On the morning of 15 October 1927, a dim, autumn day, a group of men foregathered at the Rosedale cemetery in New Jersey and picked their way through the headstones to the grave of one Amelia — ‘Mollie’ — Maggia. An employee of the United States Radium Corporation (USRC), she had died five years earlier, aged 24. To the dismay of her friends and family the cause of death had been recorded as syphilis, but, as her coffin was exhumed and its lid levered open, Mollie’s corpse was seen to be aglow with a ‘soft luminescence’. Everyone present knew what that meant.
‘My beautiful radium’, Marie Curie called the element she discovered in 1898. She was in thrall to it: it stirred her, she wrote, with ‘ever-new emotion and enchantment’. As she shared her discovery with scientists, and radium was found to be capable of destroying human tissue, it was enlisted in the battle against cancer — and not just cancer but fever, gout and constipation. Some claimed it could restore vitality in the elderly. Others took to drinking radium water, or visiting radium clinics and spas.
These treatments were strictly for the rich — gram for gram, radium was the most expensive substance on earth. But when radium-dial-painting ‘studios’ were set up in Newark, New Jersey, and Ottawa, Illinois, hordes of working-class girls, some as young as 14, applied for jobs painting luminous numerals on watchfaces. The work was congenial. They sat in rows, dipping fine camelhair brushes into a radium solution, then ‘pointed’ them between moistened lips before painting the numbers on the dials. After Congress voted America into the war in the spring of 1917, most of the dials were for military use, so the girls had the satisfaction of knowing they were serving their country. They were also extremely well paid: up to three times what they might have earned in factories.
And then there was the glamour of working with radium. Everything it touched glowed. If the girls blew their noses, their handkerchiefs glowed; they glowed like ghosts on their way home; their clothes glowed from their wardrobes at night. Some girls wore evening dresses to work so that they would glow on their dates. One painted her teeth to impress her man. There was no reason for them to think this was in any way sinister — rather the reverse: ‘Radium will put rosy cheeks on you’, they were told.

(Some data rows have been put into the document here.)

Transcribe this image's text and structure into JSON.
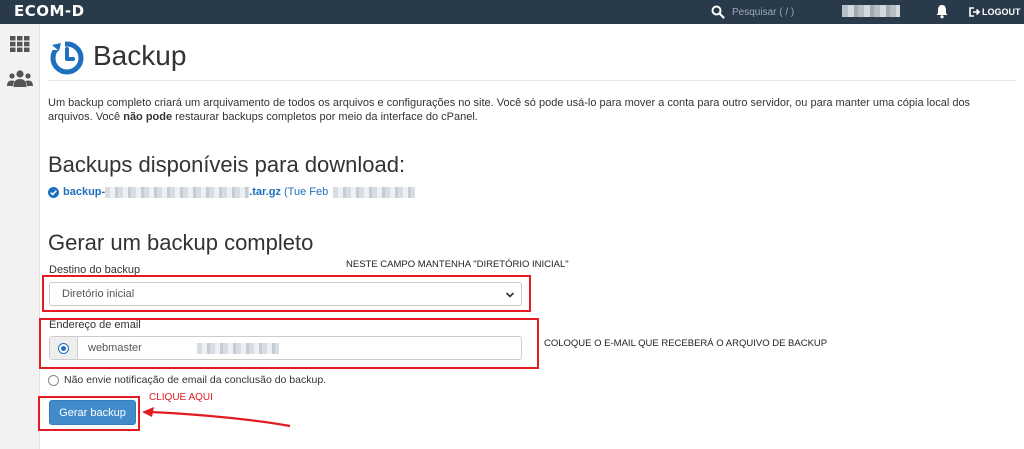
{
  "topbar": {
    "brand": "ECOM-D",
    "search_placeholder": "Pesquisar ( / )",
    "logout_label": "LOGOUT"
  },
  "sidebar": {
    "items": [
      {
        "icon": "grid-icon"
      },
      {
        "icon": "users-icon"
      }
    ]
  },
  "page": {
    "title": "Backup",
    "description_pre": "Um backup completo criará um arquivamento de todos os arquivos e configurações no site. Você só pode usá-lo para mover a conta para outro servidor, ou para manter uma cópia local dos arquivos. Você ",
    "description_bold": "não pode",
    "description_post": " restaurar backups completos por meio da interface do cPanel."
  },
  "available": {
    "heading": "Backups disponíveis para download:",
    "backup_prefix": "backup-",
    "backup_suffix": ".tar.gz",
    "date_prefix": "(Tue Feb"
  },
  "generate": {
    "heading": "Gerar um backup completo",
    "destination_label": "Destino do backup",
    "destination_value": "Diretório inicial",
    "email_label": "Endereço de email",
    "email_value": "webmaster",
    "no_email_label": "Não envie notificação de email da conclusão do backup.",
    "button_label": "Gerar backup"
  },
  "annotations": {
    "destination_note": "NESTE CAMPO MANTENHA \"DIRETÓRIO INICIAL\"",
    "email_note": "COLOQUE O E-MAIL QUE RECEBERÁ O ARQUIVO DE BACKUP",
    "click_note": "CLIQUE AQUI",
    "color": "#e31b23"
  },
  "colors": {
    "topbar": "#293a4a",
    "accent": "#1f6fbf",
    "button": "#428bca"
  }
}
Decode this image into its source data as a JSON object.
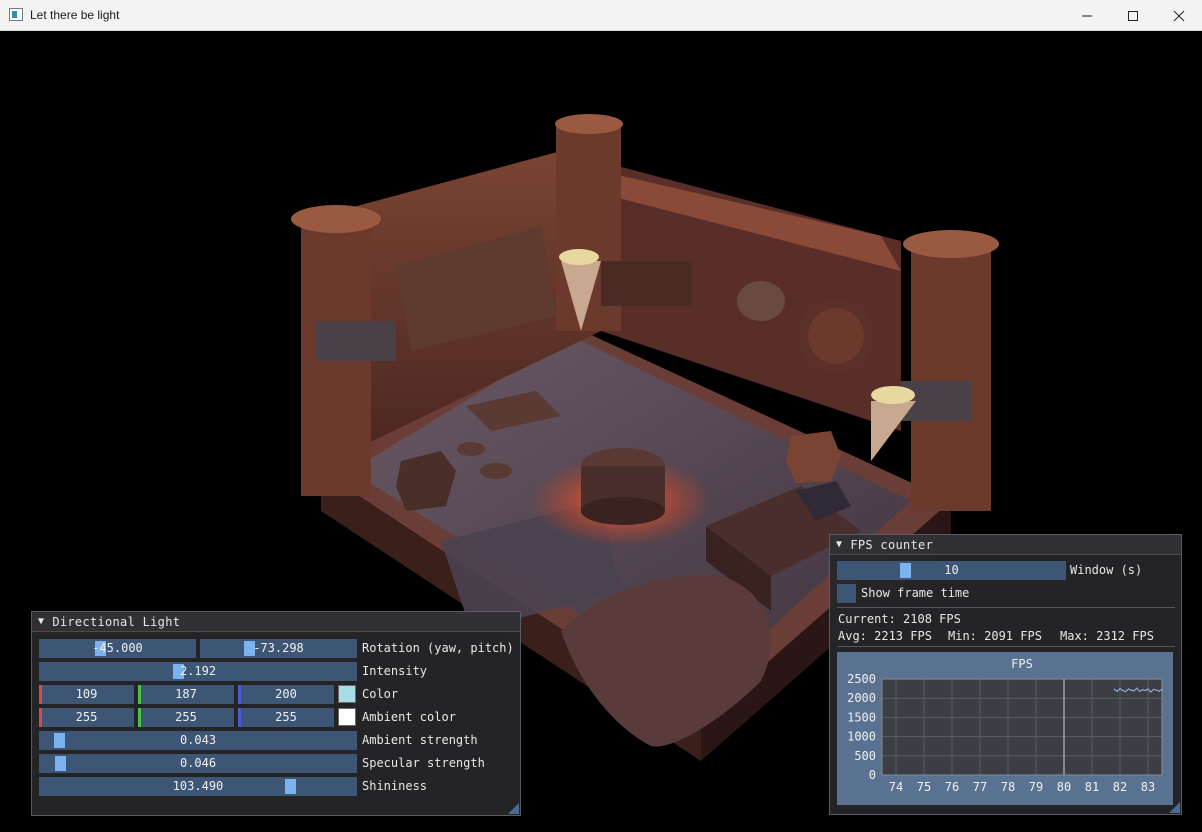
{
  "window": {
    "title": "Let there be light",
    "minimize_icon": "minimize-icon",
    "maximize_icon": "maximize-icon",
    "close_icon": "close-icon"
  },
  "directional_light": {
    "title": "Directional Light",
    "collapse_icon": "triangle-down-icon",
    "rotation": {
      "yaw": "-45.000",
      "pitch": "-73.298",
      "label": "Rotation (yaw, pitch)",
      "yaw_grab": 0.374,
      "pitch_grab": 0.312
    },
    "intensity": {
      "value": "2.192",
      "label": "Intensity",
      "grab": 0.438
    },
    "color": {
      "r": "109",
      "g": "187",
      "b": "200",
      "label": "Color",
      "swatch": "#A6DDE6"
    },
    "ambient_color": {
      "r": "255",
      "g": "255",
      "b": "255",
      "label": "Ambient color",
      "swatch": "#FFFFFF"
    },
    "ambient_strength": {
      "value": "0.043",
      "label": "Ambient strength",
      "grab": 0.043
    },
    "specular_strength": {
      "value": "0.046",
      "label": "Specular strength",
      "grab": 0.046
    },
    "shininess": {
      "value": "103.490",
      "label": "Shininess",
      "grab": 0.81
    }
  },
  "fps_counter": {
    "title": "FPS counter",
    "collapse_icon": "triangle-down-icon",
    "window": {
      "value": "10",
      "label": "Window (s)",
      "grab": 0.3
    },
    "show_frame_time": {
      "label": "Show frame time",
      "checked": false
    },
    "current": "Current: 2108 FPS",
    "avg": "Avg: 2213 FPS",
    "min": "Min: 2091 FPS",
    "max": "Max: 2312 FPS"
  },
  "chart_data": {
    "type": "line",
    "title": "FPS",
    "xlabel": "",
    "ylabel": "",
    "xlim": [
      73.5,
      83.5
    ],
    "ylim": [
      0,
      2500
    ],
    "x_ticks": [
      "74",
      "75",
      "76",
      "77",
      "78",
      "79",
      "80",
      "81",
      "82",
      "83"
    ],
    "y_ticks": [
      "2500",
      "2000",
      "1500",
      "1000",
      "500",
      "0"
    ],
    "grid": true,
    "marker_x": 80,
    "series": [
      {
        "x": [
          81.8,
          81.9,
          82.0,
          82.1,
          82.2,
          82.3,
          82.4,
          82.5,
          82.6,
          82.7,
          82.8,
          82.9,
          83.0,
          83.1,
          83.2,
          83.3,
          83.4,
          83.5
        ],
        "values": [
          2230,
          2180,
          2250,
          2200,
          2170,
          2240,
          2210,
          2190,
          2260,
          2180,
          2220,
          2200,
          2240,
          2160,
          2230,
          2210,
          2180,
          2240
        ]
      }
    ],
    "colors": {
      "line": "#9bb8e0",
      "background": "#5a7291",
      "frame": "#3d3d45"
    }
  }
}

It took time for the girls to sicken. Some, like Marguerite Carlough and Hazel Vincent, suffered chronic exhaustion. Others, like Albina Larice, produced stillborn babies. For many, like Mollie Maggia, it started with severe tooth decay. The dentist would remove the rotten teeth, already practically falling out of the girls’ mouths, but the gums wouldn’t heal. Instead, agonising ulcers sprouted in the holes left behind. Very often their jawbones crumbled to the touch. The girls’ breath became foul-smelling, and their skin so paper-thin it would split open if simply brushed by a fingernail. Death, when it came, was usually accompanied by violent haemorrhaging.
The first legal suit against USRC was filed in September 1925, but when it came to getting justice the radium companies held all the trump cards. First, there was the variety of the girls’ symptoms: surely they couldn’t all be traced to one source (diphtheria, angina and TB were among the recorded causes of death). Then there was the fact that radium poisoning was not officially a ‘compensable’ disease. And finally there was money: what little the girls had was going to pay doctors; there was nothing left for lawyers.
In the end, it took a remarkable lawyer, Leonard Grossman, willing to work pro bono, and an extraordinarily courageous dial painter, Catherine Donohue, prepared to fight the cause literally to the death, for justice to triumph. After eight appeals, victory came on 23 October 1939.
Kate Moore learned about the ‘radium girls’ when she directed a play about them, and she writes with a sense of drama that carries one through the serpentine twists and turns of this tragic but ultimately uplifting story. She sees the trees for the wood: always at the centre of her narrative are the individual dial painters, so the list of their names at the start of the book becomes a register of familiar, endearing ghosts.
In a final chapter she pays tribute to their legacy. Following Catherine Donohue’s case, safety standards were introduced to protect not only a whole new generation of dial painters, but also those working with plutonium in making atomic bombs. ‘The radium girls did not die in vain,’ Moore writes: their influence lives on. But then so does the radium. Impossible to destroy, it has a half-life of 1,600 years. The girls will be glowing in their graves for a good while yet.